Single by L'Algérino

from the album International
- Language: French
- Released: May 5, 2017
- Recorded: 2017
- Studio: Marseille, France
- Genre: French hip hop, pop
- Length: 2:56
- Songwriter(s): Zak Cosmos; L'Algérino;
- Producer(s): Zak Cosmos

L'Algérino singles chronology
|  | "Les Menottes (Tching Tchang Tchong)" (2017) | "Va Bene" (2018) |

Music video
- "Les Menottes (Tching Tchang Tchong)" on YouTube

= Les Menottes (Tching Tchang Tchong) =

"Les Menottes (Tching Tchang Tchong)" is a song written and performed by Algerian and French rapper L'Algérino.

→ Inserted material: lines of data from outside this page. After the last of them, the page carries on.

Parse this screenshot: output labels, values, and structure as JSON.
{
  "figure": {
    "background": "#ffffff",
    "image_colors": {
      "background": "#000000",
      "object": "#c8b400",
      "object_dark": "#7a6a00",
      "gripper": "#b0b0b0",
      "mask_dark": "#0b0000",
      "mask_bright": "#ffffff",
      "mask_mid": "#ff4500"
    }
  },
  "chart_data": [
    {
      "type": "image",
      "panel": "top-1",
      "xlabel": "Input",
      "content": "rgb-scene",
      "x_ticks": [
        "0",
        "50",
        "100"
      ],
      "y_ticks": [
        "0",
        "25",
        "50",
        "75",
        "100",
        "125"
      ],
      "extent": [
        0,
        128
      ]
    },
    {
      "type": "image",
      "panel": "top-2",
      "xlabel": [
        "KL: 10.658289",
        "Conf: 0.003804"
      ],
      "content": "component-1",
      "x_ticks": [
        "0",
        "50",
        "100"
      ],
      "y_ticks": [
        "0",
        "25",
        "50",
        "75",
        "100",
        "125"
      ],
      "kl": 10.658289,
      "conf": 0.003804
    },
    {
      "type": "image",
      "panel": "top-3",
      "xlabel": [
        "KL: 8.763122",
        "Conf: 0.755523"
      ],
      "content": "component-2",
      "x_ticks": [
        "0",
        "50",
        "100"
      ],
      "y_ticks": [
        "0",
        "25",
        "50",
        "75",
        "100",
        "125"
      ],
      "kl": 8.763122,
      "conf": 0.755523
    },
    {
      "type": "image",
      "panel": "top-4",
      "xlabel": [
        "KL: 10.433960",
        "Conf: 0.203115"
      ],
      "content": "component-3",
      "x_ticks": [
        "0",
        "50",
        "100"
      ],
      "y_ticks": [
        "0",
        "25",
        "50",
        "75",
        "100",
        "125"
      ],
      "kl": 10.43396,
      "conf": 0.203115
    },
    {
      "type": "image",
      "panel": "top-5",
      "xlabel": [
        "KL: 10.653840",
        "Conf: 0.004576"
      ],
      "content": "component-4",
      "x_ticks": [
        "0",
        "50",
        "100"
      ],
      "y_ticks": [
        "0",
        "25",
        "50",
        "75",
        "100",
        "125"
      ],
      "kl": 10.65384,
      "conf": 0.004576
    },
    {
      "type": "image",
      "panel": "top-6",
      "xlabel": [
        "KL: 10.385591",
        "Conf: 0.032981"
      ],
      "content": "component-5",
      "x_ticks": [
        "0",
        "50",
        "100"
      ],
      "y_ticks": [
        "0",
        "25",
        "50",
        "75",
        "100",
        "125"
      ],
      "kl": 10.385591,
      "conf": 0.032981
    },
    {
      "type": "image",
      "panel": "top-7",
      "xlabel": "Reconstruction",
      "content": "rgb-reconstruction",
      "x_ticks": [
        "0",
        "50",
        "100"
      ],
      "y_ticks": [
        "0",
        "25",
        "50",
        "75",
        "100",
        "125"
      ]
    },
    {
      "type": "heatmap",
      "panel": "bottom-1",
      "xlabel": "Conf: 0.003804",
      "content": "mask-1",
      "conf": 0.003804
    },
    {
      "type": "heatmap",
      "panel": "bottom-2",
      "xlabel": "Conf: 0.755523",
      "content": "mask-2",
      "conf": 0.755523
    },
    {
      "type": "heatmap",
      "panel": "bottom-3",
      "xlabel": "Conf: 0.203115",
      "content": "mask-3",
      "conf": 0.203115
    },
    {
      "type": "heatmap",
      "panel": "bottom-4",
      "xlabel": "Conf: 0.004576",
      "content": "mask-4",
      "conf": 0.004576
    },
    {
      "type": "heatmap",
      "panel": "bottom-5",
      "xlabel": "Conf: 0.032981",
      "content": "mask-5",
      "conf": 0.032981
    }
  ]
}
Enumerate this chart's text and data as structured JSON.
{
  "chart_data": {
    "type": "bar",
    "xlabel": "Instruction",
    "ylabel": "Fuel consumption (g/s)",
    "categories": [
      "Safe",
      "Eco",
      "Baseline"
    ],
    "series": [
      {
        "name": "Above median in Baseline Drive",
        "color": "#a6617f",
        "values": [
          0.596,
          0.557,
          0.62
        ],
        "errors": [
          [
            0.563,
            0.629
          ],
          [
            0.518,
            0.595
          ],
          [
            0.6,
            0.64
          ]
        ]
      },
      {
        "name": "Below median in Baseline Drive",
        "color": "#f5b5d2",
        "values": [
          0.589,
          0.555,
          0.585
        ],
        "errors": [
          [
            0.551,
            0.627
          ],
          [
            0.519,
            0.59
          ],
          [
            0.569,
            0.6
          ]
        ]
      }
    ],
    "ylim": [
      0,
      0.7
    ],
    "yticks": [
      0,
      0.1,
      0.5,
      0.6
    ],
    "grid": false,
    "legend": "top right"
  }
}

The song was recorded in 2017 in Marseille, France, and released on May 5, 2017.

== Music video ==
The song was released on YouTube on May 5, 2017 and was filmed in Marseille.

== Charts ==

| Chart (2019) | Peak position |
|---|---|
| France (SNEP) | 26 |

== Certifications ==

| Region | Certification | Certified units/sales |
| France (SNEP) | Platinum | 133,333^{‡} |
^{‡} Sales+streaming figures based on certification alone.